Avoiding the timebomb of corporate failures


    The Business Times, 8 September 2023


    THE abrupt and dramatic collapses of FTX, Silicon Valley Bank, Signature Bank and Credit Suisse have provoked questions of why they happened and whether they were foreseeable. Could investors, boards and regulators have detected signs of brewing trouble?

    While business failures are a fact of corporate life, there were common threads and red flags evident in many of these downfalls. Drawing upon these major collapses, we can distill three lessons:

    • Manage the risks inherent in spectacular business success.
    • Ensure accurate financial reporting.
    • Maintain an effective board.

    Balancing business and risk

    The right business model in the right market at the right time can culminate in spectacular business success. Several companies aiming for the stars have made history with their novel approaches and outstanding growth. However, when these ventures stumble, the scale of their downfall can be equally staggering.
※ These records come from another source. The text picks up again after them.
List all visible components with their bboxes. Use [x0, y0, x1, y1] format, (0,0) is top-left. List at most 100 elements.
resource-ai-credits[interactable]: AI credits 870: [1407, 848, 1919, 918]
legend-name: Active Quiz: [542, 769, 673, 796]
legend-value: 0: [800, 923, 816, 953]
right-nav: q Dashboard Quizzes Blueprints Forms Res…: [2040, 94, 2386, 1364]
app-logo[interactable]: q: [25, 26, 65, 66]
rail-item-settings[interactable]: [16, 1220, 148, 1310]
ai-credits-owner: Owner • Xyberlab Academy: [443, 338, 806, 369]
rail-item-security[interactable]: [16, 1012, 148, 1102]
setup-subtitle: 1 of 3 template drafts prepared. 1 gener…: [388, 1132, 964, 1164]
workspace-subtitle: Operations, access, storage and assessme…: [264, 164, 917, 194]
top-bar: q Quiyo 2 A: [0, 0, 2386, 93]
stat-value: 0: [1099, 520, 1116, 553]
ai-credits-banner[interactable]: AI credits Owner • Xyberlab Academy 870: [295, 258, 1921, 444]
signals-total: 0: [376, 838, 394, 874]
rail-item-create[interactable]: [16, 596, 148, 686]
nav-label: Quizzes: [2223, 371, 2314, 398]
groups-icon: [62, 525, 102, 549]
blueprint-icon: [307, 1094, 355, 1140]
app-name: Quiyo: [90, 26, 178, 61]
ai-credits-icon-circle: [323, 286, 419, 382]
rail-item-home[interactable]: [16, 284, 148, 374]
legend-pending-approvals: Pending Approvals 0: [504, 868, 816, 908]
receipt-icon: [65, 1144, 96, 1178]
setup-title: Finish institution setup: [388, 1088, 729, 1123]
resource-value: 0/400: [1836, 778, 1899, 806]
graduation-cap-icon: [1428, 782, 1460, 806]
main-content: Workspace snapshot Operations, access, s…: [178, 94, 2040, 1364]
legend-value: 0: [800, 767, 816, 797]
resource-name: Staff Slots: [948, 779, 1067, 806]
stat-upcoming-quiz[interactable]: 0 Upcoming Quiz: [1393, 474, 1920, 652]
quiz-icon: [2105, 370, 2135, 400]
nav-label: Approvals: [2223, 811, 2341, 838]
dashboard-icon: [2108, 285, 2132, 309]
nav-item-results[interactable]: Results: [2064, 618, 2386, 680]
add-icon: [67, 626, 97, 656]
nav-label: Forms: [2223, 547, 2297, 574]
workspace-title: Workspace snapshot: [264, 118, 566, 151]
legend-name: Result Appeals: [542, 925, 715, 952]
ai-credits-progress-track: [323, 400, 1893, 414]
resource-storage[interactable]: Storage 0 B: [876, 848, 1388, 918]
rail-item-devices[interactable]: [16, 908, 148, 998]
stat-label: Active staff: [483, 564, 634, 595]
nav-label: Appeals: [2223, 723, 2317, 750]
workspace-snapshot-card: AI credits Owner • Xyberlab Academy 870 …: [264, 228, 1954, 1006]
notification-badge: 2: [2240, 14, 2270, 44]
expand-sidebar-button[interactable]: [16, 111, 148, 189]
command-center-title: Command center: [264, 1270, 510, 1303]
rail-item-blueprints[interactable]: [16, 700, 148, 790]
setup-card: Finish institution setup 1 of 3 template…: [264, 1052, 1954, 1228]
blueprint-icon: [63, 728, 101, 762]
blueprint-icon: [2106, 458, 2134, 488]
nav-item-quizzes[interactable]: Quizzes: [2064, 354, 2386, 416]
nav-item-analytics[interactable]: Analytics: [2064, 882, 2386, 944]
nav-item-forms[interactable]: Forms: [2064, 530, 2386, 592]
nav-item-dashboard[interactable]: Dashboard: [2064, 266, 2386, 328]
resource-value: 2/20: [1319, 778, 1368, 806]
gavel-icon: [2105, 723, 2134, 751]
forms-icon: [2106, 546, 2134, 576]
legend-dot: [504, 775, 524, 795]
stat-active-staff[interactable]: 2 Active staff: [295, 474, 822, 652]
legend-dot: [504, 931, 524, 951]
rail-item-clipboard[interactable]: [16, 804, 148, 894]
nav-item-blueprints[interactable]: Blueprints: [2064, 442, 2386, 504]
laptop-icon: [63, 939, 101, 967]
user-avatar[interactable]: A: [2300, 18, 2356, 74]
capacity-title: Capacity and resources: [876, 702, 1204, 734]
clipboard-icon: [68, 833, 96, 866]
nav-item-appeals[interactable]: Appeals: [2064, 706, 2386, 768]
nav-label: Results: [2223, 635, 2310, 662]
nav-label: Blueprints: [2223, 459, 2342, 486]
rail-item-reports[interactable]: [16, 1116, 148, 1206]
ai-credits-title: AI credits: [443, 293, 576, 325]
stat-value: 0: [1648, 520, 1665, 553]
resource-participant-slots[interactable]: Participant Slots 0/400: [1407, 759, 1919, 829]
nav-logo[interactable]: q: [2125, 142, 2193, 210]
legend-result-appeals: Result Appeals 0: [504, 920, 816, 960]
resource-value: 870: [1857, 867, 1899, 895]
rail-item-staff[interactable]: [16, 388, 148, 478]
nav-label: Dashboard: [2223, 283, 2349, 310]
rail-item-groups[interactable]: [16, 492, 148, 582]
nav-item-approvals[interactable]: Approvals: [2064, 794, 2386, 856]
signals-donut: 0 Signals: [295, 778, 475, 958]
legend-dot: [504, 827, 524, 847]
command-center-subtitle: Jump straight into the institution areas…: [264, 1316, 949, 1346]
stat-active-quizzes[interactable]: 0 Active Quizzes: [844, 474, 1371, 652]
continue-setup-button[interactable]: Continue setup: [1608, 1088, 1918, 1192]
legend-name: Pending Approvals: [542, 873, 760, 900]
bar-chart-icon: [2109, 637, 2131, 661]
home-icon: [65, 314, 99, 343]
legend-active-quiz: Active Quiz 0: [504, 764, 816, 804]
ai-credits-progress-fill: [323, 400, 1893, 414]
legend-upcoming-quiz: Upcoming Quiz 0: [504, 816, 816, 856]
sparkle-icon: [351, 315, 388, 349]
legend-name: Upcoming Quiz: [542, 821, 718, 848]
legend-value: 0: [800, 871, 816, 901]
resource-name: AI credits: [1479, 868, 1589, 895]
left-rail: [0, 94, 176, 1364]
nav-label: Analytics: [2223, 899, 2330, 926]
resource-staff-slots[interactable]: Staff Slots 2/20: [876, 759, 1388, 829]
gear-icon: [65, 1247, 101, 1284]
    In retrospect, the extremely high leverage to buy and sell cryptocurrencies at FTX should have set alarm bells ringing. The failed crypto exchange was valued at US$32 billion (S$42 billion) at its peak.

    John Ray, the restructuring expert appointed to replace Sam Bankman-Fried as CEO of FTX, said in his court filings: “Never in my career have I seen such a complete failure of corporate controls and such a complete absence of trustworthy financial information,” in part because Bankman-Fried instituted a corporate culture of not keeping communications records.

    Boards have the dual role of performance and conformance. Thus, strategic planning and risk management should be integral to every board’s agenda.

    While corporate ambition should be nurtured, it must align with the practical aspects of attaining business outcomes via innovation, customer centricity, employee engagement, supply chain management and more.

    The board must objectively assess the company’s and the industry’s short-term, medium-term and long-term outlooks. This involves posing challenging questions to management and initiating changes in key areas, if necessary. Companies should prepare for the “when, not if,” to avert surprises from unforeseen events.

    One of the fiduciary responsibilities of a director is the oversight of business risk management. A failure to uphold these duties can result in legal liability for breaching the fiduciary duty of risk oversight. Given the shifting legal landscape of risk oversight liability, directors and officers should expect oversight claims if their corporation incurs substantial losses due to any failure to properly exercise their oversight responsibilities.

    Accurate financial reporting

    The board’s accountability to investors extends beyond showcasing impressive figures to ensuring the accuracy of those numbers.

    In this respect, financial reporting cannot be solely delegated to management. It is more than the responsibility of the chief financial officer and auditors to get it right. The board has the primary responsibility under the law.

    Given the complexities of accounting, boards should not unquestioningly accept financial statements. The annals of creative accounting are replete with instances where these intricate accounting standards were misused or misunderstood, either unintentionally or intentionally.

    Financial statements offer a snapshot of the corporation’s health at a particular moment, usually months prior. Although auditors must consider post-balance sheet events and assess the entity’s ongoing viability, market volatility complicates this task. This means that boards should always be aware of the inherent limitations in relying solely on audited financial statements.

    An effective board

    High-profile collapses such as Enron, Theranos and FTX involved “trophy boards” populated by prominent individuals known for their prestige, reputation and connections. However, in the wake of the scandals that erupted in each of these cases, these boards have faced criticism for their inability to prevent or detect misconduct.

    An effective board comprises the “right” individuals whose financial, industry and technical expertise are invaluable. It should be a diverse board, not only in terms of gender and age, but a truly balanced mix of people who can guide management and the CEO to look beyond the horizon, manage the company’s risks effectively and assemble a team capable of successfully executing the strategy.

    As much as boards, the right or wrong CEO can make or break a company, as witnessed in many scandal-hit companies. A good board hires the right CEO with the right balance of vision and drive to get the job done.

    Interestingly, Steve Jobs was fired by the Apple board in 1985 over a purported clash with then-CEO John Sculley. If Jobs had not been rehired in 1997, the company’s trajectory might have been starkly different.

    When asked about Apple’s place in a world then 97 per cent dominated by Microsoft, Jobs asserted the need for Apple to connect people to their passions – their photos, their music and each other. This distinctive vision propelled Apple from the brink of bankruptcy to one of the world’s most valuable companies.

    In summary, directors can help avoid corporate failures by establishing clear structures and policies. Robust financial planning is crucial, as is the need for strategic vision and planning. Ultimately, good governance is key to any business’s long-term sustainability and effective communication of these policies and processes is equally important.

    The writer is a member of the Boardroom Matters committee of the Singapore Institute of Directors.